Libye : le Maroc plaide pour une solution politique devant le CPS de l’UA
Le Maroc a réitéré, mardi devant le Conseil de Paix et de sécurité de l’Union Africaine (CPS de l’UA), son engagement résolu en faveur d’une solution politique à la situation en Libye.
Intervenant lors d’une réunion du CPS de l’UA sur la situation en Libye, l’ambassadeur, représentant permanent du Maroc auprès de l’Union africaine et de la Commission économique pour l’Afrique des Nations unies, Mohamed Arrouchi a réaffirmé le soutien du Royaume aux efforts de réconciliation nationale et aux initiatives de dialogue inter-libyen, en vue de consolider les acquis et de favoriser l’émergence d’un consensus entre les parties libyennes.

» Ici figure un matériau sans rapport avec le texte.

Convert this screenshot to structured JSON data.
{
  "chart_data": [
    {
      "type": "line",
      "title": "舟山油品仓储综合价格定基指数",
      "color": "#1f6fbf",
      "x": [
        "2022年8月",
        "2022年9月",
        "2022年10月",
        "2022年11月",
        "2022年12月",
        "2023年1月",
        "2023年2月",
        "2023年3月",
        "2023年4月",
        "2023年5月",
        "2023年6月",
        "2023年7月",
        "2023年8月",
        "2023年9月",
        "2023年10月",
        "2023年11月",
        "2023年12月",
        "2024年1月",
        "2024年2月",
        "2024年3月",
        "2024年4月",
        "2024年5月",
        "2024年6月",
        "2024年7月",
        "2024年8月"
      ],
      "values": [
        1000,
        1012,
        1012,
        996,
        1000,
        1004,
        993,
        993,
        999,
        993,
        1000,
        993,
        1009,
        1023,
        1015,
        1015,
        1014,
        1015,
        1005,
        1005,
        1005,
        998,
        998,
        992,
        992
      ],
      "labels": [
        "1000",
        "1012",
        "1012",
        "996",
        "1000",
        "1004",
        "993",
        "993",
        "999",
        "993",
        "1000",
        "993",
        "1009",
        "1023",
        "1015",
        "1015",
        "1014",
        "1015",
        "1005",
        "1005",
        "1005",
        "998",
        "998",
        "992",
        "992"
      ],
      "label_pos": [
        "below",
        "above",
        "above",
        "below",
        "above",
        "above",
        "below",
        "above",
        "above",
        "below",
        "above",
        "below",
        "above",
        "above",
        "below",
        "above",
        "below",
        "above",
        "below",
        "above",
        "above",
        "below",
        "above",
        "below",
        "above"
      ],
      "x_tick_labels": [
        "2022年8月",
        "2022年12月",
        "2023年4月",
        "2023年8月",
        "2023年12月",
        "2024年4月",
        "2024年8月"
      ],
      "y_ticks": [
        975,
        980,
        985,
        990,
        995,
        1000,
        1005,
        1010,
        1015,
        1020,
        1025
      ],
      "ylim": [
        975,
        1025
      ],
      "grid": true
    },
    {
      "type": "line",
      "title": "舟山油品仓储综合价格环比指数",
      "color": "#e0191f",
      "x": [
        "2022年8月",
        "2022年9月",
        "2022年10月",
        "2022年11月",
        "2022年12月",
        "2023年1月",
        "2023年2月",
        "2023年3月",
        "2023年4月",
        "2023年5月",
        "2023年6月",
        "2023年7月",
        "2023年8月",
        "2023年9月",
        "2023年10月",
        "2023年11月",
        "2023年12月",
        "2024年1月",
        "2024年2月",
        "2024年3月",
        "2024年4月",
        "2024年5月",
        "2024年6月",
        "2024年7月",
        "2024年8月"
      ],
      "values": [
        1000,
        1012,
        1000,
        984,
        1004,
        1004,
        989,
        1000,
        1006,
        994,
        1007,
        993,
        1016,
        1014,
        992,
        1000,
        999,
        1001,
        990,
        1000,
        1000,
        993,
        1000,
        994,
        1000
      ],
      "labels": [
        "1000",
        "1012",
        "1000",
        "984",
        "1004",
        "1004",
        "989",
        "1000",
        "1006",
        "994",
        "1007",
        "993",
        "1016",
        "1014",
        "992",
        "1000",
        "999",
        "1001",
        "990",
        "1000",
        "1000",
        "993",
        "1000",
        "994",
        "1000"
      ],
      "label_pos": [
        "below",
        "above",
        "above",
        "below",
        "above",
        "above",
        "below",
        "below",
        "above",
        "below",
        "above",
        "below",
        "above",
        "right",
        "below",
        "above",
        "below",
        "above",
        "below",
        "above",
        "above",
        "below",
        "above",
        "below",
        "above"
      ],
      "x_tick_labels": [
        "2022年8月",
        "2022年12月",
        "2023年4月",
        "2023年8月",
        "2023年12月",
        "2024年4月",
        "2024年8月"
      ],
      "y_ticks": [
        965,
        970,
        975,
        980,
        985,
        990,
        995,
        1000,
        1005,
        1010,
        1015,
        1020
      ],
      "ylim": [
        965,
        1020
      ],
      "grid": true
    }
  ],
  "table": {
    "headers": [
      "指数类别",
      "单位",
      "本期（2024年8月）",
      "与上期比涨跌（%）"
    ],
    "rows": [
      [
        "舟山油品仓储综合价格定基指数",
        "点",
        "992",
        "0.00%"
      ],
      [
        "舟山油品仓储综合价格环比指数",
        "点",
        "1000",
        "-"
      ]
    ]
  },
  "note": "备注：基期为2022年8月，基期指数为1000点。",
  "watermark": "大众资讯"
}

Il a aussi souligné que l’Accord de Skhirat, signé le 17 décembre 2015, résultant du processus de réconciliation entre les parties libyennes, sous les auspices des Nations Unies, reste l’un des cadres et bases crédibles pour une solution politique durable à la crise libyenne, appelant à la préservation de l’unité, de la souveraineté et de l’intégrité territoriale de la Libye, comme préalable à une stabilité durable.
Le diplomate a par ailleurs indiqué que la délégation marocaine tient à exprimer l’appréciation du Maroc, sous la conduite de Sa Majesté le Roi Mohammed VI, pour les efforts soutenus et constants déployés par l’UA en faveur de la paix, de la sécurité et de la stabilité sur le continent, en particulier ceux visant à favoriser une solution politique à la crise libyenne.
Arrouchi a aussi rappelé les réunions tenues à Tripoli et à Zenten, qui ont conduit à la signature, le 7 janvier 2026 dans la capitale libyenne, d’un accord entre des représentants du Gouvernement d’unité nationale et du gouvernement de l’Est.
L’ambassadeur a en outre souligné le rôle constant joué par le Maroc dans l’accompagnement du processus politique en Libye, à travers ses efforts visant à rapprocher les points de vue des différentes parties libyennes, qui accordent leur confiance au rôle du Royaume.
Ces efforts s’inscrivent dans le respect de la légalité internationale, des conclusions de l’Accord de Skhirat et des entendements de Bouznika, en vue de favoriser une solution libyo-libyenne satisfaisant l’ensemble des parties, a-t-il fait observer, notant que le Maroc rappelle, à cet égard, la nécessité de poursuivre les efforts en faveur d’un règlement politique de la crise, loin des options militaires.